E’ rivolta principalmente alla famiglie delle neo (o speranzose tali) matricole, ed agli studenti, che hanno sostenuto i test d’accesso, agli operatori universitari e degli ordini professionali interessati, oltre a tutti i soggetti che da sempre dibattono in discussioni “a favore” o “contro” l’attuale sistema universitario
Lunedì 20 Settembre alle ore 10.00 presso la sala commissioni della Provincia Regionale di Messina sarà presentata l’iniziativa -Accesso Vietato-. Saranno presenti il consigliere provinciale ed esperto del Comune di Messina, Francesco Rella, Ciccio Timbro, Manolo Leggio, Marco Lamberti , Marco Oriolesi e Luca Barbuscia in rappresentanza delle associazioni: IndipendenteMente, Nettuno, Segretariato Italiano Giovani Medici (SIGM), Omnia , Aegee Messina e Messinagiovane. Il rappresentante degli studenti all’università, Ernesto Marcianò.
L’iniziativa comincerà con una conferenza che si terrà Mercoledì 22 Settembre alle ore 10.30 nel plesso centrale dell’Università di Messina in Piazza Pugliatti n.1, Facoltà di Giurisprudenza aula magna (aula n.5).
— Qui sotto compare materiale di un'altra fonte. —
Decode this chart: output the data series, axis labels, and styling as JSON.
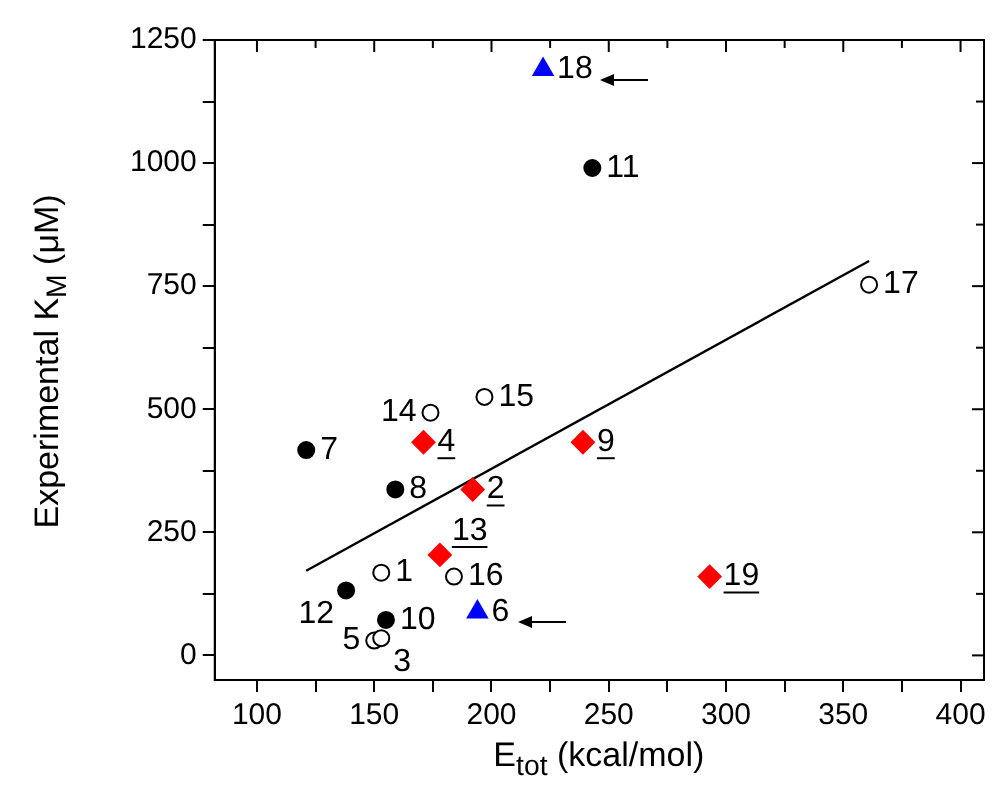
{
  "chart_data": {
    "type": "scatter",
    "xlabel": "E$_{tot}$ (kcal/mol)",
    "ylabel": "Experimental K$_{M}$ (μM)",
    "xlim": [
      82,
      410
    ],
    "ylim": [
      -50,
      1250
    ],
    "xticks": [
      100,
      {
        "value": 125,
        "label": null
      },
      150,
      {
        "value": 175,
        "label": null
      },
      200,
      {
        "value": 225,
        "label": null
      },
      250,
      {
        "value": 275,
        "label": null
      },
      300,
      {
        "value": 325,
        "label": null
      },
      350,
      {
        "value": 375,
        "label": null
      },
      400
    ],
    "yticks": [
      0,
      {
        "value": 125,
        "label": null
      },
      250,
      {
        "value": 375,
        "label": null
      },
      500,
      {
        "value": 625,
        "label": null
      },
      750,
      {
        "value": 875,
        "label": null
      },
      1000,
      {
        "value": 1125,
        "label": null
      },
      1250
    ],
    "grid": false,
    "legend": false,
    "series": [
      {
        "marker": "circle",
        "color": "#000000",
        "x": [
          121,
          159,
          138,
          155,
          243
        ],
        "values": [
          417,
          337,
          132,
          72,
          990
        ]
      },
      {
        "marker": "circle",
        "color": "#ffffff",
        "x": [
          153,
          174,
          197,
          184,
          150,
          153,
          361
        ],
        "values": [
          168,
          493,
          525,
          160,
          30,
          35,
          753
        ]
      },
      {
        "marker": "diamond",
        "color": "#ff0000",
        "x": [
          171,
          192,
          178,
          239,
          293
        ],
        "values": [
          433,
          337,
          204,
          433,
          160
        ]
      },
      {
        "marker": "triangle",
        "color": "#0000ff",
        "x": [
          222,
          194
        ],
        "values": [
          1190,
          88
        ]
      },
      {
        "type": "line",
        "marker": "none",
        "color": "#000000",
        "x": [
          121,
          361
        ],
        "values": [
          172,
          801
        ]
      }
    ],
    "annotations": [
      {
        "text": "7",
        "x": 121,
        "y": 417
      },
      {
        "text": "8",
        "x": 159,
        "y": 337
      },
      {
        "text": "12",
        "x": 138,
        "y": 132
      },
      {
        "text": "10",
        "x": 155,
        "y": 72
      },
      {
        "text": "11",
        "x": 243,
        "y": 990
      },
      {
        "text": "1",
        "x": 153,
        "y": 168
      },
      {
        "text": "14",
        "x": 174,
        "y": 493
      },
      {
        "text": "15",
        "x": 197,
        "y": 525
      },
      {
        "text": "16",
        "x": 184,
        "y": 160
      },
      {
        "text": "5",
        "x": 150,
        "y": 30
      },
      {
        "text": "3",
        "x": 153,
        "y": 35
      },
      {
        "text": "17",
        "x": 361,
        "y": 753
      },
      {
        "text": "4",
        "x": 171,
        "y": 433
      },
      {
        "text": "2",
        "x": 192,
        "y": 337
      },
      {
        "text": "13",
        "x": 178,
        "y": 204
      },
      {
        "text": "9",
        "x": 239,
        "y": 433
      },
      {
        "text": "19",
        "x": 293,
        "y": 160
      },
      {
        "text": "18",
        "x": 222,
        "y": 1190
      },
      {
        "text": "6",
        "x": 194,
        "y": 88
      }
    ]
  }
}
Si rivolge principalmente alla famiglie delle neo (o speranzose tali) matricole, ed agli studenti, che hanno sostenuto i test d’accesso, agli operatori universitari e degli ordini professionali interessati, oltre a tutti i soggetti che da sempre dibattono in discussioni “a favore” o “contro” l’attuale sistema.
Questo appuntamento assume nuova valenza alla luce del dibattito nazionale in corso, delle conseguenze legali che, a seguito di clamorose sviste, si stanno innescando, nonché della serie di dichiarazioni da parte del ministero che, prima faceva trapelare importanti modifiche già a partire dal prossimo anno, poi seccamente smentiva ed, infine, cautamente apriva a possibili innovazioni.
L’iniziativa dovrà così assolvere ad un duplice compito:
– Dare forza ad un dibattito nazionale che si dovrà concretizzare in serie proposte dopo le dichiarazioni del ministro all’Università.
– Fornire risposte pratiche ed utili alle famiglie che dovranno valutare se intraprendere, o no, le vie giudiziarie, e con quale eventuale fondatezza e presupposti.